Troubleshooting a Network Issue

Project Overview

In this project, I worked on troubleshooting a network issue for a customer named Ana. She was having trouble reaching her Apache server and couldn't successfully load it on a webpage from her virtual private cloud (VPC).

My objectives for this project were:

Analyze the customer scenario
Troubleshoot the issue

I had an exact replica of the customer's VPC and its resources to work with, which made it easier to identify and resolve the problem.

Task 1: Understanding the Problem

First, I needed to understand what Ana was experiencing. She couldn't reach her Apache server or get it to successfully load on a webpage from her VPC. This gave me a clear focus for my troubleshooting efforts.

The key was to methodically check each component that could be causing the connectivity issue.

Task 2: Install httpd

Before checking the customer's resources, I needed to install httpd to replicate the environment.

Checking the Status of the httpd Service

I started by checking the status of the httpd service using the systemctl command:

sudo systemctl status httpd.service

The status showed that the httpd service was inactive because it had not been started yet. This output indicated that the httpd service was loaded (already installed) but was currently inactive.
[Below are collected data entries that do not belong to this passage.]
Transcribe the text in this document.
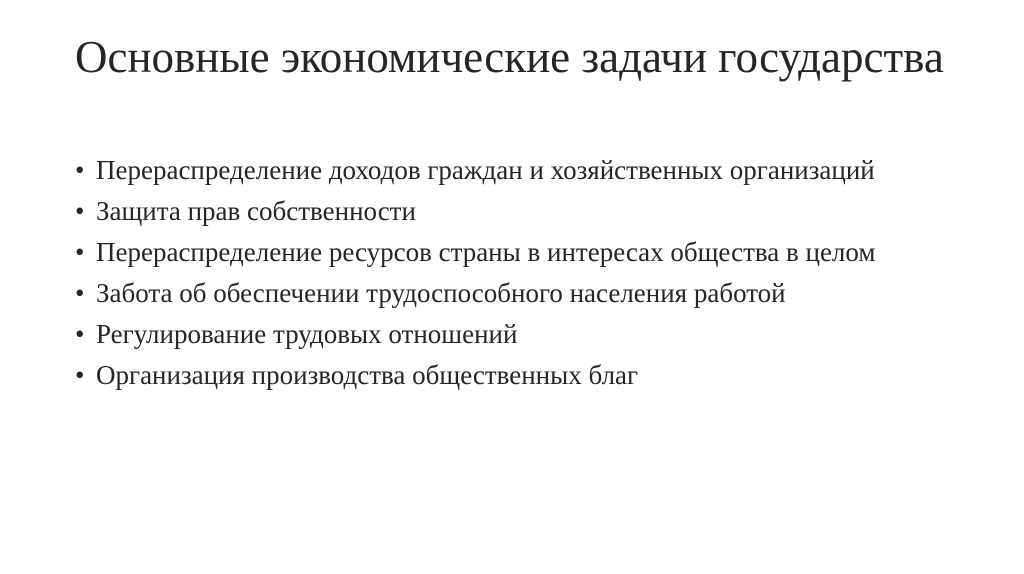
Основные экономические задачи государства
• Перераспределение доходов граждан и хозяйственных организаций
• Защита прав собственности
• Перераспределение ресурсов страны в интересах общества в целом
• Забота об обеспечении трудоспособного населения работой
• Регулирование трудовых отношений
• Организация производства общественных благ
Starting the httpd Service

To start the httpd service, I entered the following command:

sudo systemctl start httpd.service

Verifying the Service Status

I checked the status again to confirm it was running:

sudo systemctl status httpd.service

The Apache HTTP Server was now in the Active status, confirming the service was running.

Testing the Web Server

To check if it was working, I opened a new browser tab and entered the public IP of my instance:

http://<PUBLIC IP OF INSTANCE>

Task 3: Investigate the customer's VPC configuration

With httpd installed and running, I turned my attention to investigating Ana's VPC and resources. I kept in mind the error I received when trying to load Apache in the web browser while troubleshooting this issue.

Accessing the AWS Management Console

I opened the AWS Management Console and navigated to the VPC service. From there, I used the left navigation pane to methodically check each service within the VPC to confirm that each resource was configured correctly.

Methodical Troubleshooting

I checked the following components one by one:

Subnets - I verified that the route tables were associated with the correct subnets.
Route Tables - I confirmed the route tables had the correct routes configured.
Internet Gateway - I checked that there was an Internet Gateway and that it was properly attached.
Security Groups and network ACLs - I reviewed all the rules to ensure they were correctly configured.

Can you ping websites such as www.amazon.com? If so, you can get to the internet (the internet gateway and route table should work).

Apache is a server that commonly uses HTTP/S as ports.

Identifying the Issue

After going through each option, such as routing, security, and resources, I discovered that the security group rules were not properly configured to allow HTTP traffic. The security group needed to have port 80 opened for inbound traffic.

Fixing the Security Group Configuration

I updated the security group rules to allow HTTP traffic (port 80) from the internet.

Testing the Solution

After making the necessary changes, I confirmed that the Apache HTTP server was working by testing the following URL in a browser:

http://<PUBLIC IP OF INSTANCE>

This time, the Apache test page loaded successfully, confirming that I had resolved the issue.

Recap

I successfully troubleshot the customer's networking issue. I found that Ana had an issue with her security ports in the security group. After fixing the issue by opening port 80 for HTTP traffic, I was able to successfully load the Apache server.

This project reinforced the importance of methodical troubleshooting and checking each component of a network configuration when diagnosing connectivity issues.